A recent episode of RTE’s “The Week in Politics” once again left me frothing at the mouth. This time, though, it wasn’t the politicians. As a bit of light relief, RTE had invited a geneticist and a political scientist to discuss the results of their study into the connection between genetic inheritance and political allegiance. Worthy as that sounds, what they were actually looking at was the hoary old chestnut about Fine Gael being Anglo-Norman and Fianna Fáil Gaelic Irish. Unsurprisingly, they found that FG supporters were indeed marginally more likely to have Anglo-Norman roots.

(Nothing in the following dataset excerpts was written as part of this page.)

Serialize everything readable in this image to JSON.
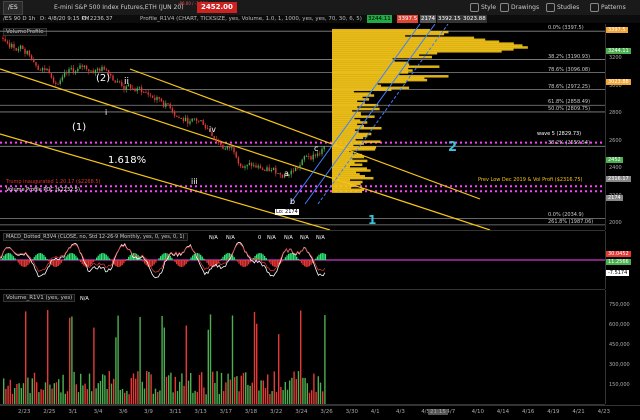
{
  "toolbar": {
    "symbol": "/ES",
    "title": "E-mini S&P 500 Index Futures,ETH (JUN 20)",
    "change": "-86.00 / -3.51%",
    "last_price": "2452.00",
    "style_label": "Style",
    "drawings_label": "Drawings",
    "studies_label": "Studies",
    "patterns_label": "Patterns"
  },
  "study_row": {
    "chart_name": "/ES 90 D 1h",
    "date": "D: 4/8/20 9:15 PM",
    "o": "O: 2236.37",
    "h": "H: 2451.75",
    "l": "L: 2230.50",
    "c": "C: 2452.00",
    "profile": "Profile_R1V4 (CHART, TICKSIZE, yes, Volume, 1.0, 1, 1000, yes, yes, 70, 30, 6, 5)",
    "val1": "3244.11",
    "val2": "3397.5",
    "val3": "2174",
    "val4": "3392.15",
    "val5": "3023.88"
  },
  "price_pane": {
    "volume_profile_label": "VolumeProfile",
    "wave_labels": [
      "(2)",
      "ii",
      "(1)",
      "i",
      "iv",
      "iii",
      "a",
      "b",
      "c",
      "2",
      "1"
    ],
    "fib_label": "1.618%",
    "notes": {
      "trump": "Trump inaugurated 1.20.17 ($2268.5)",
      "volume_profile_poc": "Volume Profile POC ($2232.5)",
      "prev_low": "Prev Low Dec 2019 & Vol Profi ($2316.75)",
      "lo_label": "Lo: 2174",
      "wave5": "wave 5 (2829.73)"
    },
    "fib_levels": [
      {
        "label": "0.0% (3397.5)",
        "price": 3397.5
      },
      {
        "label": "38.2% (3190.93)",
        "price": 3190.93
      },
      {
        "label": "78.6% (3096.08)",
        "price": 3096.08
      },
      {
        "label": "78.6% (2972.25)",
        "price": 2972.25
      },
      {
        "label": "61.8% (2858.49)",
        "price": 2858.49
      },
      {
        "label": "50.0% (2809.75)",
        "price": 2809.75
      },
      {
        "label": "38.2% (2559.54)",
        "price": 2559.54
      },
      {
        "label": "0.0% (2034.9)",
        "price": 2034.9
      },
      {
        "label": "261.8% (1987.06)",
        "price": 1987.06
      }
    ],
    "axis_ticks": [
      "3400",
      "3200",
      "3000",
      "2800",
      "2600",
      "2400",
      "2200",
      "2000"
    ],
    "price_tags": [
      {
        "text": "3397.5",
        "color": "#f2a53a"
      },
      {
        "text": "3244.11",
        "color": "#4caf50"
      },
      {
        "text": "3023.88",
        "color": "#f2a53a"
      },
      {
        "text": "2452",
        "color": "#4caf50"
      },
      {
        "text": "2316.17",
        "color": "#888888"
      },
      {
        "text": "2174",
        "color": "#888888"
      }
    ]
  },
  "macd_pane": {
    "title": "MACD_Dotted_R3V4 (CLOSE, no, Std 12-26-9 Monthly, yes, 0, yes, 0, 1)",
    "na": [
      "N/A",
      "N/A",
      "0",
      "N/A",
      "N/A",
      "N/A",
      "N/A"
    ],
    "tags": [
      {
        "text": "30.0452",
        "color": "#e53935"
      },
      {
        "text": "11.2566",
        "color": "#4caf50"
      },
      {
        "text": "-7.5174",
        "color": "#000000"
      }
    ]
  },
  "volume_pane": {
    "title": "Volume_R1V1 (yes, yes)",
    "na": "N/A",
    "axis_ticks": [
      "750,000",
      "600,000",
      "450,000",
      "300,000",
      "150,000"
    ]
  },
  "x_axis": {
    "labels": [
      "2/23",
      "2/25",
      "3/1",
      "3/4",
      "3/6",
      "3/9",
      "3/11",
      "3/13",
      "3/17",
      "3/18",
      "3/22",
      "3/24",
      "3/26",
      "3/30",
      "4/1",
      "4/3",
      "4/5",
      "4/7",
      "4/10",
      "4/14",
      "4/16",
      "4/19",
      "4/21",
      "4/23"
    ],
    "time_tag": "21:15"
  },
  "colors": {
    "background": "#000000",
    "up_candle": "#4caf50",
    "down_candle": "#e53935",
    "channel": "#f5c518",
    "blue_channel": "#3f7fff",
    "profile": "#f5c518",
    "magenta": "#ff3fff"
  }
}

But how did they discover this? They tested politicians’ surnames, of course. This is the point where I turned purple. Exactly what scientific test did they perform on the surnames to determine their level of Gaelickery or Anglo-Normanosity? Did they carefully take swabs from the insides of the surnames’ cheeks? Did they culture the surnames in their lab?
The truth is that Irish surnames are utterly unreliable as markers for cultural inheritance. Yes, ‘Fitzgerald’ sits at the other end of one particular spectrum from ‘O’Brien’. But what about a venerable Fianna Fáil Kerry surname like ‘McEllistrim’, “Son of Alastair [Fitzgerald]”? Or the apparently impeccably English ‘Higgins’, from a diminutive of the understandably widespread peasant name ‘Hick’. Which in Ireland can be an Anglicization of either Ó hUiggín, from Uiggín, Gaelic for ‘Viking’, or Ó hAodhagáin, grandson of big ould Hugh. Put that in your political science petri dish and smoke it.
Before they are anything else, surnames are words, embedded in language and mutating under the pressure of history like all other words. Maybe, once upon a time, they started out as badges of tribal identity but those badges have long been distorted beyond all reliability by the twists and turns of Irish history and individual Irish family histories. Reducing them to a quick political litmus test is just plain dim.
The real joy in the programme was seeing the scathing scepticism of the Fine Gael politician they asked for a response, none other than the delightfully-monikered Leo Varadkar. His people came over with Strongbow, you know.
The real lesson is that scientists are only marginally less likely to peddle bunkum in return for publicity than non-scientists. I read that in a recent survey.